I've conceded that on a handful of topics of debate from my childhood, my mom was right.

She wouldn't let me eat the turbo-sugar cereals (unless we were out somewhere; once in a while wasn't going to send me into kiddie diabetes) and actually had a grams-of-sugar-per-serving rule. Over 10 grams and no way was she buying it for us. We could whine all we wanted, but all she had to do was point to the nutritional info box and I knew I didn't have a prayer. Years later, I don't even like that crap. I can't even eat it. I can barely handle sweets in the morning, let a bowl of sugar-frosted Froot Loops. In the long AND short run (because really, the last thing I needed as a child was a sugar buzz), it served me well.

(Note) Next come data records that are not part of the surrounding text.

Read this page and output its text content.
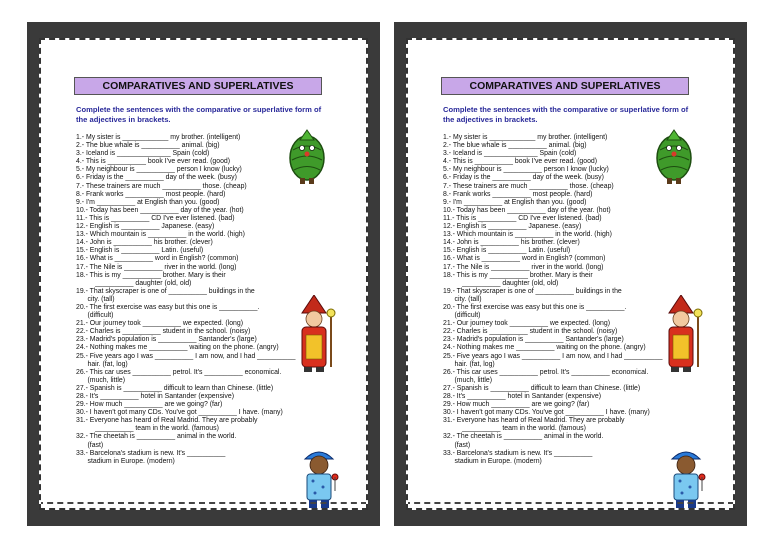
COMPARATIVES AND SUPERLATIVES
Complete the sentences with the comparative or superlative form of the adjectives in brackets.
1.- My sister is ____________ my brother. (intelligent)
2.- The blue whale is __________ animal. (big)
3.- Iceland is ______________ Spain (cold)
4.- This is __________ book I've ever read. (good)
5.- My neighbour is __________ person I know (lucky)
6.- Friday is the __________ day of the week. (busy)
7.- These trainers are much __________ those. (cheap)
8.- Frank works __________ most people. (hard)
9.- I'm __________ at English than you. (good)
10.- Today has been __________ day of the year. (hot)
11.- This is __________ CD I've ever listened. (bad)
12.- English is __________ Japanese. (easy)
13.- Which mountain is __________ in the world. (high)
14.- John is __________ his brother. (clever)
15.- English is __________ Latin. (useful)
16.- What is __________ word in English? (common)
17.- The Nile is __________ river in the world. (long)
18.- This is my __________ brother. Mary is their
__________ daughter (old, old)
19.- That skyscraper is one of __________ buildings in the
city. (tall)
20.- The first exercise was easy but this one is __________.
(difficult)
21.- Our journey took __________ we expected. (long)
22.- Charles is __________ student in the school. (noisy)
23.- Madrid's population is __________ Santander's (large)
24.- Nothing makes me __________ waiting on the phone. (angry)
25.- Five years ago I was __________ I am now, and I had __________
hair. (fat, log)
26.- This car uses __________ petrol. It's __________ economical.
(much, little)
27.- Spanish is __________ difficult to learn than Chinese. (little)
28.- It's __________ hotel in Santander (expensive)
29.- How much __________ are we going? (far)
30.- I haven't got many CDs. You've got __________ I have. (many)
31.- Everyone has heard of Real Madrid. They are probably
__________ team in the world. (famous)
32.- The cheetah is __________ animal in the world.
(fast)
33.- Barcelona's stadium is new. It's __________
stadium in Europe. (modern)
COMPARATIVES AND SUPERLATIVES
Complete the sentences with the comparative or superlative form of the adjectives in brackets.
1.- My sister is ____________ my brother. (intelligent)
2.- The blue whale is __________ animal. (big)
3.- Iceland is ______________ Spain (cold)
4.- This is __________ book I've ever read. (good)
5.- My neighbour is __________ person I know (lucky)
6.- Friday is the __________ day of the week. (busy)
7.- These trainers are much __________ those. (cheap)
8.- Frank works __________ most people. (hard)
9.- I'm __________ at English than you. (good)
10.- Today has been __________ day of the year. (hot)
11.- This is __________ CD I've ever listened. (bad)
12.- English is __________ Japanese. (easy)
13.- Which mountain is __________ in the world. (high)
14.- John is __________ his brother. (clever)
15.- English is __________ Latin. (useful)
16.- What is __________ word in English? (common)
17.- The Nile is __________ river in the world. (long)
18.- This is my __________ brother. Mary is their
__________ daughter (old, old)
19.- That skyscraper is one of __________ buildings in the
city. (tall)
20.- The first exercise was easy but this one is __________.
(difficult)
21.- Our journey took __________ we expected. (long)
22.- Charles is __________ student in the school. (noisy)
23.- Madrid's population is __________ Santander's (large)
24.- Nothing makes me __________ waiting on the phone. (angry)
25.- Five years ago I was __________ I am now, and I had __________
hair. (fat, log)
26.- This car uses __________ petrol. It's __________ economical.
(much, little)
27.- Spanish is __________ difficult to learn than Chinese. (little)
28.- It's __________ hotel in Santander (expensive)
29.- How much __________ are we going? (far)
30.- I haven't got many CDs. You've got __________ I have. (many)
31.- Everyone has heard of Real Madrid. They are probably
__________ team in the world. (famous)
32.- The cheetah is __________ animal in the world.
(fast)
33.- Barcelona's stadium is new. It's __________
stadium in Europe. (modern)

Same went with peanut butter, but to less of an extreme. My mom always bought the natural stuff, the kind you had to stir with a knife because it would seperate. She got that because that's what she liked and the only reason I ever asked for anything other than that was, like any good consumerist American child, commercials. I'd see the ads where the moms (wearing way too much makeup for breakfast) would spread a creamy dollop of Jif on a slice of spongy white Wonder Bread (another just victory on her part; I eat wheat bread now like I did back then). The pliant peanut butter looked so smooth unlike the tempermental all-natural, which if not treated with care was near liquid for the first half of the jar and damn near unspreadable at the end. Of course, now what sits in my fridge (yup, gotta refrigerate that stuff) but a jar of Trader Joe's unsweetened, salted natural PB. I could eat it by the spoonful, I love it so much. The stuff Matt buys tastes like frosting to me.

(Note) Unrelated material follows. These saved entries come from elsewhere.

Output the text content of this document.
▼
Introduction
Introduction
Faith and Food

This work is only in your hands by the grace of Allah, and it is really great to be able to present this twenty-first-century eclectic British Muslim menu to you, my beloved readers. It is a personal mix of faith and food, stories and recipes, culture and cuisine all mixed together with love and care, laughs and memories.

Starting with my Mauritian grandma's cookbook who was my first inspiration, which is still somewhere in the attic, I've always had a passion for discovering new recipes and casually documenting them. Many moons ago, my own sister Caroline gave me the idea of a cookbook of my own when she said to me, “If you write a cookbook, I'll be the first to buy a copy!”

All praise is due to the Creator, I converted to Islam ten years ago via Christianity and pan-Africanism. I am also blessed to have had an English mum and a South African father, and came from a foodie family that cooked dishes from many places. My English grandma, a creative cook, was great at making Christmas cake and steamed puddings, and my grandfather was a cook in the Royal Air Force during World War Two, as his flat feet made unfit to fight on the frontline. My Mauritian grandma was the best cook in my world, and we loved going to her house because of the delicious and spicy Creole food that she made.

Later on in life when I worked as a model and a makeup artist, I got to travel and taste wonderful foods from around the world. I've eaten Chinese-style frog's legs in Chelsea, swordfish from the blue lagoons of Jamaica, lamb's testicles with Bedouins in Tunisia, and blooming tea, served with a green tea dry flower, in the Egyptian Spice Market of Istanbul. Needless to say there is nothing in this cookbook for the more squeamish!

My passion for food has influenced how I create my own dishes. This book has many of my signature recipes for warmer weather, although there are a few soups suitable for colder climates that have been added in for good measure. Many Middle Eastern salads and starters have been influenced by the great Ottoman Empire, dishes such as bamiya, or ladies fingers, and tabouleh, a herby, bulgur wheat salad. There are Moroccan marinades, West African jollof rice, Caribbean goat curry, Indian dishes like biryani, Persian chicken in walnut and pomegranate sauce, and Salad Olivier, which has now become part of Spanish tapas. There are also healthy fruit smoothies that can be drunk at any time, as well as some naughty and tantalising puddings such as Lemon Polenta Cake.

Now all of this is not to say that I don't like sweets. I just think my early upbringing did a lot to curb my sweet tooth and sugar tolerance.

HOWEVER

I do recall a needless tidbit of info that was tossed my way "for my own good". I already mentioned the wheat bread, which I protested once the media taught me that the pretty TV children ate toast as white as snow. One other such society-driven request, inspired by picky kids at school, was to have my crusts cut off. It was my least favorite part of the bread and I saw plenty of my cohorts with neatly-edged sandwiches. My mother told me "no" (fair enough) but it was because "the crust is the healthiest part of the bread" and therefore she would not cut it off or permit me to leave it on the plate.

Now, I was a pretty rational kid. Had she told me, "No, because that wastes food," I think I would have accepted that. She raised me Catholic, so I knew all about guilt. Heck, guilt was her chief bargaining chip in getting me to do what she wanted.

The points here are:

If you don't start eating excessively sugary foods, you won't miss em...

Your mom was probably right about a lot of things...

But you should still look back and review the things she told you.
Just to be sure.

In closing, I would like to point out that my mother did slip in her vigilance as we got older. I recall coming home from college to find *GASP* Uncrustables, the disgusting little pre-made sandwiches filled with that frosting peanut butter and gooey grape sludge, made from white bread, cut into a circle with nary a crust in sight and *sigh* individually wrapped in plastic for further convenience. My sister's, she told me.

My sister always did like to fight the power.